Ventor 05.06.10
Amigos do Quico eram também os caracóis!
O Caracol estava mesmo em fuga, em pleno passeio, com risco de ser esmagado
Um dia, passamos por Colares e compramos um molho de grelos chegados da horta, e naquela pequena mas célebre feira de produtos agrícolas, alguns ali da terra, outros vindos sabe-se lá donde, mas quase todos dali, quando produtos da época.
Quando não são dali, são quase sempre produtos do nosso vizinho do lado - dos espanhóis! E dali, diz o célebre provérbio popular, nem bom vento nem bom casamento.
Olhem como ele corre!
O que há por lá, com fartura, além de produtos agrícolas, frutas e não só, são alguns "Aliertas" que nunca cá deviam ter posto os pés. Também de um casamento de fufas como a PT e a Telefónica, não haveria filho adoptivo que se safa-se! Foi assim em Marrocos, é assim no Brasil e será assim em todo o lado.
Mas, pelo menos, o molho de grelos que nesse dia trouxemos de Colares, não era espanhol, era produto da terra. E não tenho dúvidas nenhumas porque, com o molho de grelos vinha um caracol e o Quico que não deixava passar nada, foi logo meter-se com o caracol.
Um cumprimento com a sua luva fofinha e a célebre pergunta: "olha lá, oh caracol, de onde vens?
«Sei lá», disse o caracol. «Fui apanhado numa cilada. Felizmente não me toparam porque, se me topassem, eu iria parar a uma panela onde mandam coser os amigos".

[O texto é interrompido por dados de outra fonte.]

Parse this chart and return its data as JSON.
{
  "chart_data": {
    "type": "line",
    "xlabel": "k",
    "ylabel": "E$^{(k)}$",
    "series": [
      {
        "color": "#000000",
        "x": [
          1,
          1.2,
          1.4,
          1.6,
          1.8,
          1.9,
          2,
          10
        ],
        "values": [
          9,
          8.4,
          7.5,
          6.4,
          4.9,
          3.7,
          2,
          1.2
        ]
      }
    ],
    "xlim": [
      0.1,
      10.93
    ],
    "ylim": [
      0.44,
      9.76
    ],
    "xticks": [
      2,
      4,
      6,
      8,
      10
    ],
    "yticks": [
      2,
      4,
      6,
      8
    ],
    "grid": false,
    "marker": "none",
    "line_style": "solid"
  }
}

E não! Peguei no caracol e fui coloca-lo na zona mais protegida do jardim, junto à ribeira. E depois de uma conversa entre amigos, o caracol disse: «vou ficar a dieta mas pode ser que me safe. Grelinhos é que nunca mais»!
Mas eu, para ele se adaptar à dieta, levei-o numa folha de grelos!
Ontem encontrei um caracol numa grande corrida! E num local, onde a possibilidade de ser esmagado era muito elevada.
«Sai da frente Ventor»!
"Porquê? Porque foges"? perguntei-lhe eu.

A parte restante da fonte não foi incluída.